Joe se puso en pie y dejó la botella vacía sobre la mesa. Cogió el sombrero, se quedó mirando el interior del mismo como si esperase encontrar algo interesante, quizás dinero o la respuesta a todos sus problemas, y luego se lo puso.
– No puedes decir que no lo he intentado -dijo con sincero pesar en la voz.
– Me ha gustado verte, de todos modos -le dijo Michael-. ¿Por qué no te traes algún domingo a Marcia a comer?
– Bueno, gracias por la invitación, pero no creo que lo haga. Marcia odia la playa tanto como yo. Además… no me gustaría quitarles la comida de la boca a un inventor medio muerto de hambre y a su familia.
– Joe… -le advirtió Michael.
Pero Joe le cogió la mano, le dio una palmada en la espalda y dijo:
– Era una broma. Sólo una broma.
Michael lo acompañó hasta el coche, un Cadillac Seville recién estrenado de un brillante azul oscuro metalizado. Patsy se quedó esperando en la pasarela de tablones, mientras la brisa le alborotaba los rizos rubios. Una gaviota volaba en lo alto, lamentándose y chillando.
– Ya sabes lo que se dice de las gaviotas -comentó Joe al abrir la puerta del coche-. Se supone que son un augurio. Que son portadoras de malas noticias.
– Eso también se dice de ti, Joe -repuso Michael. Y no estaba bromeando del todo.
Joe movió el coche hacia atrás en el camino arenoso, les hizo un saludo de despedida con la mano y luego se marchó. Michael permaneció en la acera un rato largo contemplando cómo se alejaba, hasta que un destello de sol salió despedido del retrovisor de la puerta y finalmente el coche se perdió de vista. Subió lentamente por los peldaños de madera hasta donde se encontraba Patsy, y puso cara de resignación.
– Lo siento -dijo-. Quería que yo le ayudase a investigar un accidente de helicóptero, ése en el que resultaron muertos John O'Brien y su familia.
– ¿Y no has podido enfrentarte a ello? -le preguntó Patsy. Michael frunció los labios e hizo un rápido gesto negativo con la cabeza-. Pero no hubieras tenido que mirar los cadáveres, ¿verdad?

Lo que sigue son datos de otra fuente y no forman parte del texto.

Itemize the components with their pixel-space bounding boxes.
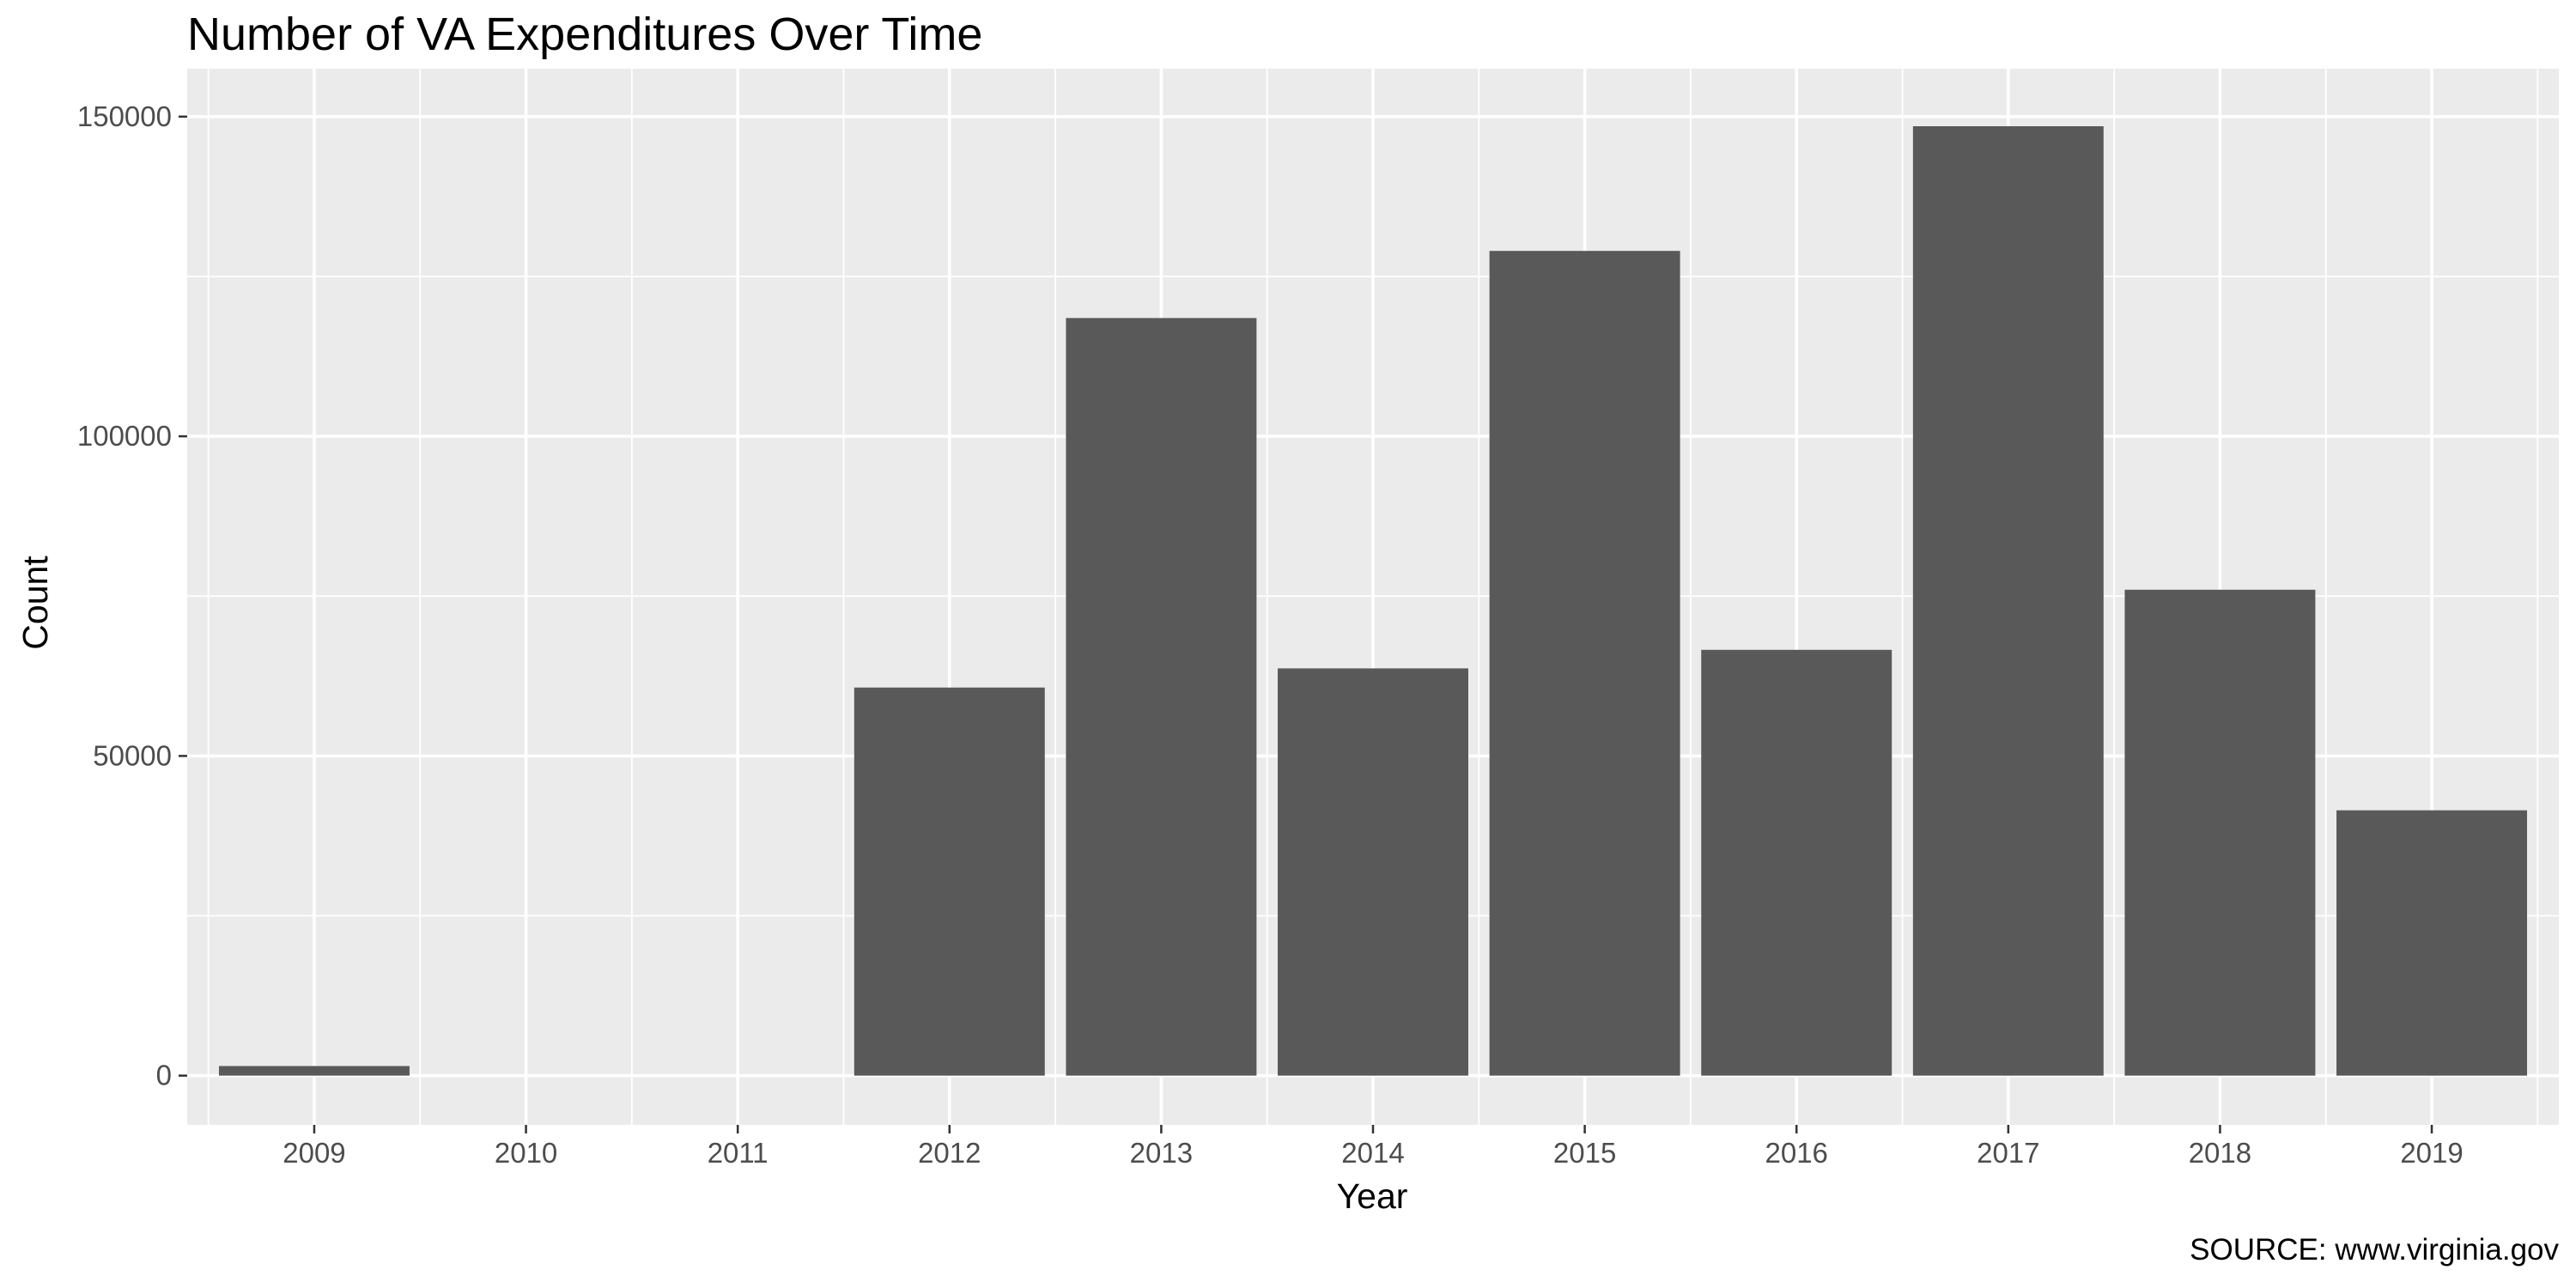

– Claro que sí. Tienes que averiguar cómo murieron, dónde murieron… tienes que comprobar hasta la postura en que fueron hallados.
– ¿Y realmente no puedes hacerlo?
Michael se puso a su lado y se sujetó al astillado pasamanos de madera.
– Desde aquella noche en que Joe y yo tuvimos que rastrear Rocky Woods, mi cabeza ha estado en todo momento tan cerca del límite como sea posible estar. Dejé el trabajo porque tenía que elegir entre eso o volverme completamente loco. No puedo explicar bien lo que esa experiencia me hizo, y realmente no espero que comprendas por qué no puedo aceptar un trabajo que solucionaría todos nuestros problemas de dinero en un instante.